Sunday, June 27, 2010

No Blessing for the 1st Born

 
Genesis 49:1-4

Yesterday, I discussed how and where “the Blessing” came from and it’s importance to the one being blessed, and today we see Jacob/Israel blessing on his sons.  “Then Jacob called his sons and said, “Gather yourselves together, that I may tell you what shall happen to you in days to come.” (Genesis 49:1)  Henry M. Morris makes this statement on page 651 of the “Genesis Record” “The discourse that follows is no ordinary conversation.  It is in poetic form, and thus abounds in imagery.  Its very tone manifests that, though Jacob is speaking, he is speaking “in the Spirit.”  He is in full possession of his faculties, even though at the point of death, noting many events which had been carried in his memory for many years, and yet speaking in a manner very different from his normal mode of speech, in poetry and symbol and prophecy.  The twelve brothers could hardly fail to be soberly and indelibly impressed with the memory and importance of their father’s words.”

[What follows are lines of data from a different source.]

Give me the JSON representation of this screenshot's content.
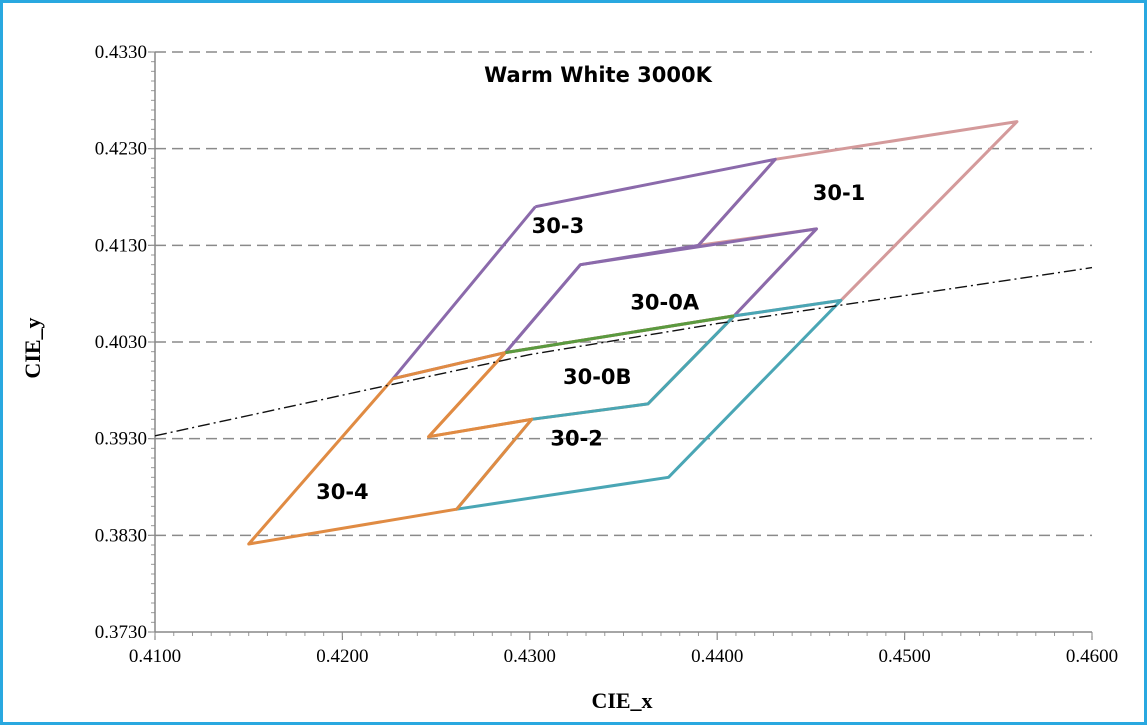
{
  "chart_data": {
    "type": "line",
    "title": "Warm White 3000K",
    "xlabel": "CIE_x",
    "ylabel": "CIE_y",
    "xlim": [
      0.41,
      0.46
    ],
    "ylim": [
      0.373,
      0.433
    ],
    "x_ticks": [
      "0.4100",
      "0.4200",
      "0.4300",
      "0.4400",
      "0.4500",
      "0.4600"
    ],
    "y_ticks": [
      "0.3730",
      "0.3830",
      "0.3930",
      "0.4030",
      "0.4130",
      "0.4230",
      "0.4330"
    ],
    "grid": "horizontal dashed",
    "series": [
      {
        "label": "30-1",
        "color": "#d49a9b",
        "label_at": [
          0.4465,
          0.4184
        ],
        "points": [
          [
            0.4431,
            0.4219
          ],
          [
            0.456,
            0.4258
          ],
          [
            0.4466,
            0.4073
          ],
          [
            0.4409,
            0.4057
          ],
          [
            0.4453,
            0.4147
          ],
          [
            0.439,
            0.413
          ],
          [
            0.4431,
            0.4219
          ]
        ]
      },
      {
        "label": "30-3",
        "color": "#8b6aab",
        "label_at": [
          0.4315,
          0.415
        ],
        "points": [
          [
            0.4303,
            0.417
          ],
          [
            0.4431,
            0.4219
          ],
          [
            0.439,
            0.413
          ],
          [
            0.4327,
            0.411
          ],
          [
            0.4287,
            0.4019
          ],
          [
            0.4227,
            0.3992
          ],
          [
            0.4303,
            0.417
          ]
        ]
      },
      {
        "label": "30-0A",
        "color": "#8b6aab",
        "label_at": [
          0.4372,
          0.4071
        ],
        "points": [
          [
            0.4327,
            0.411
          ],
          [
            0.4453,
            0.4147
          ],
          [
            0.4409,
            0.4057
          ],
          [
            0.4287,
            0.4019
          ],
          [
            0.4327,
            0.411
          ]
        ]
      },
      {
        "label": "30-0B",
        "color": "#e08b43",
        "label_at": [
          0.4336,
          0.3994
        ],
        "points": [
          [
            0.4287,
            0.4019
          ],
          [
            0.4409,
            0.4057
          ],
          [
            0.4363,
            0.3966
          ],
          [
            0.4301,
            0.395
          ],
          [
            0.4246,
            0.3932
          ],
          [
            0.4287,
            0.4019
          ]
        ]
      },
      {
        "label": "30-2",
        "color": "#4aa6b5",
        "label_at": [
          0.4325,
          0.393
        ],
        "points": [
          [
            0.4409,
            0.4057
          ],
          [
            0.4466,
            0.4073
          ],
          [
            0.4374,
            0.389
          ],
          [
            0.4261,
            0.3857
          ],
          [
            0.4301,
            0.395
          ],
          [
            0.4363,
            0.3966
          ],
          [
            0.4409,
            0.4057
          ]
        ]
      },
      {
        "label": "30-4",
        "color": "#e08b43",
        "label_at": [
          0.42,
          0.3875
        ],
        "points": [
          [
            0.4227,
            0.3992
          ],
          [
            0.4287,
            0.4019
          ],
          [
            0.4246,
            0.3932
          ],
          [
            0.4301,
            0.395
          ],
          [
            0.4261,
            0.3857
          ],
          [
            0.415,
            0.3821
          ],
          [
            0.4227,
            0.3992
          ]
        ]
      },
      {
        "label": "",
        "color": "#5a9a40",
        "points": [
          [
            0.4287,
            0.4019
          ],
          [
            0.4409,
            0.4057
          ]
        ]
      },
      {
        "label": "",
        "color": "#111111",
        "dash": "dash-dot",
        "points": [
          [
            0.41,
            0.3933
          ],
          [
            0.42,
            0.3975
          ],
          [
            0.43,
            0.4017
          ],
          [
            0.44,
            0.4049
          ],
          [
            0.45,
            0.4078
          ],
          [
            0.46,
            0.4107
          ]
        ]
      }
    ]
  }
}
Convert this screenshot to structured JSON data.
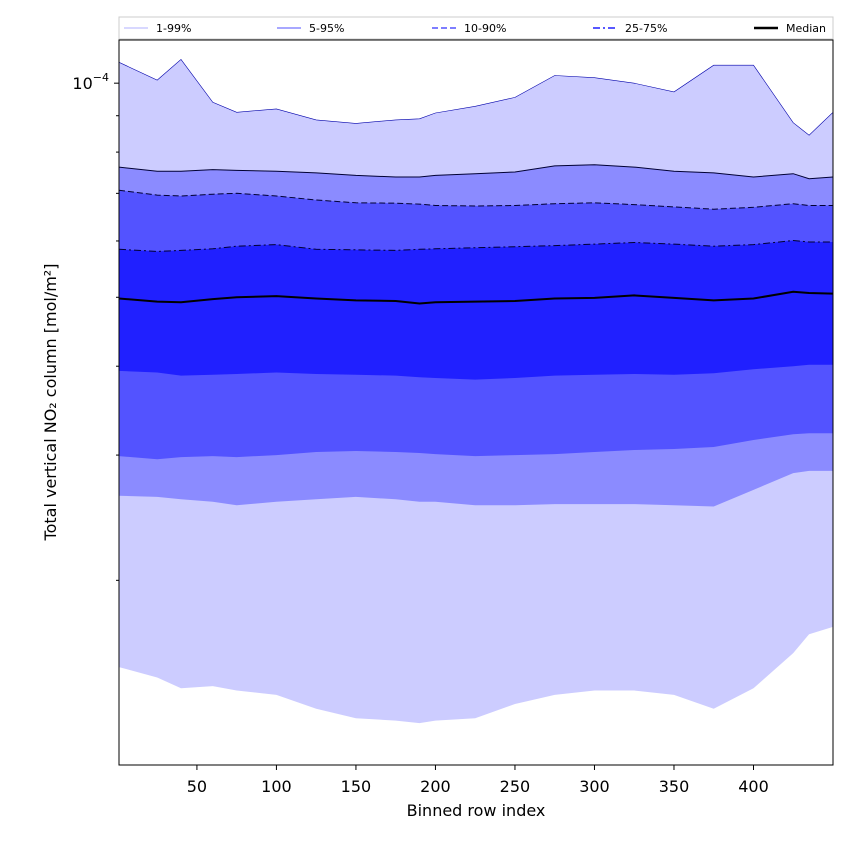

This is what Israel had to say about his firstborn, the one who should be the pride of his father.  “Reuben, you are my firstborn, my might, and the first fruits of my strength, preeminent in dignity and preeminent in power.”  I bet Ruben is feeling Ok about himself at this point, and he is hoping that dad has forgot his act of adultery and incest with Bilhah.  Picking up the story in verse 4, “Unstable as water, you shall not have preeminence, because you went up to your father’s bed; then you defiled it – he went up to my couch!”

If you follow the tribe of Reuben, they never furnished a leader for the nation as a whole.  And it is the tribe of Reuben that asks to settle and not cross over the Jordan.  Reuben was weak and unstable, and did not control his lust, and his actions excluded him from the blessing of the firstborn.